Rxiv-Maker: an automated template engine for streamlined scientific publications
Bruno M. Saraiva, António D. Brito, Guillaume Jaquemet, Ricardo Henriques
TL;DR
The paper addresses the burden of manually typesetting and keeping manuscripts synchronized with evolving data in computational research. It introduces Rxiv-Maker, a local-first framework that compiles Markdown with executable code into publication-ready PDFs or Word documents by running embedded scripts and translating to LaTeX, with intelligent caching and Git-based collaboration. Its key contributions include self-updating manuscripts, programmatic figure generation, a multi-pass Markdown-to-LaTeX translator, and integrated validation and containerized deployment for reproducible publishing.

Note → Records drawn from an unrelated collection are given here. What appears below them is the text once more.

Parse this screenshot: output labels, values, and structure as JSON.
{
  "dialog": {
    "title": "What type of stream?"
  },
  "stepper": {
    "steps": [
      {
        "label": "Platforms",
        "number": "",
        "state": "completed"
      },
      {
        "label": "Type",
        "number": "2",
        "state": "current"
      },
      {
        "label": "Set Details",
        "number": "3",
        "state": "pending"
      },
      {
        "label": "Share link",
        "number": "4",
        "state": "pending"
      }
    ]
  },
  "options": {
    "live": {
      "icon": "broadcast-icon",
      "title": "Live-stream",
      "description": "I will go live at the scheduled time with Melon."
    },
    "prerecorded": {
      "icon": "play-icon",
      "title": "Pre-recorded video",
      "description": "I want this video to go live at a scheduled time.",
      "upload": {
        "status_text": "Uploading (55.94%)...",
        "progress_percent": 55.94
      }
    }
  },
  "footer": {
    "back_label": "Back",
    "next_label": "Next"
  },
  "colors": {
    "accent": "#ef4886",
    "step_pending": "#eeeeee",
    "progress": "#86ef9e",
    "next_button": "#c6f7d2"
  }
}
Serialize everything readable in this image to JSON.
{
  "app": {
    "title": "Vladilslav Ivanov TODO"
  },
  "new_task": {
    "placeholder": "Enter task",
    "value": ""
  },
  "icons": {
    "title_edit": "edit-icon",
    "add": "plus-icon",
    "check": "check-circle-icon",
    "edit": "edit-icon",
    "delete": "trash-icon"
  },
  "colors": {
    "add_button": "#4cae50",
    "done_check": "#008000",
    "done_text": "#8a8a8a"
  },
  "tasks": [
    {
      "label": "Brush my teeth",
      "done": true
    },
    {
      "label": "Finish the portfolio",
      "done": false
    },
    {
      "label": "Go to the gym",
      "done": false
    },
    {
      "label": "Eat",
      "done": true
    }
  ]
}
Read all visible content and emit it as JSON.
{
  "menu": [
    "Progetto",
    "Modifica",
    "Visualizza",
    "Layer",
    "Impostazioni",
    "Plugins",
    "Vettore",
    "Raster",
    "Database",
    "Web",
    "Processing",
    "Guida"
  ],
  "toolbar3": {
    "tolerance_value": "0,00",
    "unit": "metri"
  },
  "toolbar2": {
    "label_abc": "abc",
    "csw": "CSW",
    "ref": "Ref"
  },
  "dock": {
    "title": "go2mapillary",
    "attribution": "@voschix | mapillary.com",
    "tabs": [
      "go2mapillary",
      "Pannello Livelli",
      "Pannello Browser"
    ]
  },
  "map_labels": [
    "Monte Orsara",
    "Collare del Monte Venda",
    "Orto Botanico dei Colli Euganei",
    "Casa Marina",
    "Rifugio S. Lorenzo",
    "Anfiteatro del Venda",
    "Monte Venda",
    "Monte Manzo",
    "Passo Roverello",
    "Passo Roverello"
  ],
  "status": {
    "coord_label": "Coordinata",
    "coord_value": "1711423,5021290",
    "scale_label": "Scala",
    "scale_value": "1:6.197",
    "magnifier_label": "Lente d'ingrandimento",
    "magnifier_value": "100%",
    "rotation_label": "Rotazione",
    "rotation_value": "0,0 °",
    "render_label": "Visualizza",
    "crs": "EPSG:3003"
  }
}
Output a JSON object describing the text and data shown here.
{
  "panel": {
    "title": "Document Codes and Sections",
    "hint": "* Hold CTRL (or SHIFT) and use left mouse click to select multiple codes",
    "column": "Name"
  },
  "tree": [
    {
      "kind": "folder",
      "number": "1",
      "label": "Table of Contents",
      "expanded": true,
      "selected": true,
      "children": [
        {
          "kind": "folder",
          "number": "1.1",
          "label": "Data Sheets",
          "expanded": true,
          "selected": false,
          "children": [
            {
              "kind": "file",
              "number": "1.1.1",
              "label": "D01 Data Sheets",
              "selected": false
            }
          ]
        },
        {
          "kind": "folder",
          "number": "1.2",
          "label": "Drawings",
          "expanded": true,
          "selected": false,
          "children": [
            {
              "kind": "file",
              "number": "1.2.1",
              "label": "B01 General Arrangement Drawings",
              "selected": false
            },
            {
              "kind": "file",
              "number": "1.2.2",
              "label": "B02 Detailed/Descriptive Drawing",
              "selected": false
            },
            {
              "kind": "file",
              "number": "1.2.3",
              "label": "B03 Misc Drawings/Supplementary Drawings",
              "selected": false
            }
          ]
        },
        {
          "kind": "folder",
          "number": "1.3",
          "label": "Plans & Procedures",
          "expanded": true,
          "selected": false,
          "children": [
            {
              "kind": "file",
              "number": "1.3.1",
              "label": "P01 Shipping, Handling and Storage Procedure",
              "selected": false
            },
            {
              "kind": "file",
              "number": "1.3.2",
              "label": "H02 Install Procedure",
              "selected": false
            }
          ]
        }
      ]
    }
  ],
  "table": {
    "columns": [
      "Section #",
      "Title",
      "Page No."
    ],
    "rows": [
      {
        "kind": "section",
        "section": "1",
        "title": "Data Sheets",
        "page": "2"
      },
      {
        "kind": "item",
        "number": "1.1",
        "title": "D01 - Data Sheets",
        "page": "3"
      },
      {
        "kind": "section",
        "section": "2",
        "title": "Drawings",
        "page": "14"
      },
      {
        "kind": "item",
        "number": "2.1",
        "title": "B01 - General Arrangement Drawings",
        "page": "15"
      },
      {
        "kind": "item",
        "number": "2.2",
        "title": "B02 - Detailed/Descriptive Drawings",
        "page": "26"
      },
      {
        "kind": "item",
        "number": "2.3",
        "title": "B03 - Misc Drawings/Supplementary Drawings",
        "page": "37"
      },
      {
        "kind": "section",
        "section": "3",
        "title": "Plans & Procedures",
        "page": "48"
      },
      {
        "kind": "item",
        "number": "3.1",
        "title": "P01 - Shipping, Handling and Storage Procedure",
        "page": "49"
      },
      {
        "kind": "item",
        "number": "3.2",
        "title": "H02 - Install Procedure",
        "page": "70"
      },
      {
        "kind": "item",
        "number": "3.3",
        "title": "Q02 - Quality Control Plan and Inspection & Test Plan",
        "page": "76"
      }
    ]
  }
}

The approach reduces transcription errors, accelerates writing, and supports transparent, auditable workflows from draft to submission across multiple formats.
Abstract
The rapid growth of preprint servers has accelerated scientific dissemination but has also shifted the technical burden of manuscript preparation to authors. This challenge is particularly acute in computational research, where manuscripts must remain synchronised with evolving data and code. We present Rxiv-Maker, a framework that resolves this by converting simple Markdown files into professionally typeset, publication-ready PDFs. Its core feature is the ability to execute embedded code, creating a self-updating manuscript where figures and statistical values are generated directly from source data during compilation. This ensures that the final document is always current and fully reproducible. By integrating with standard tools like Git and Visual Studio (VS) Code, Rxiv-Maker provides an efficient, transparent, and collaborative authoring experience, applying principles of software engineering to academic writing to foster open and verifiable science.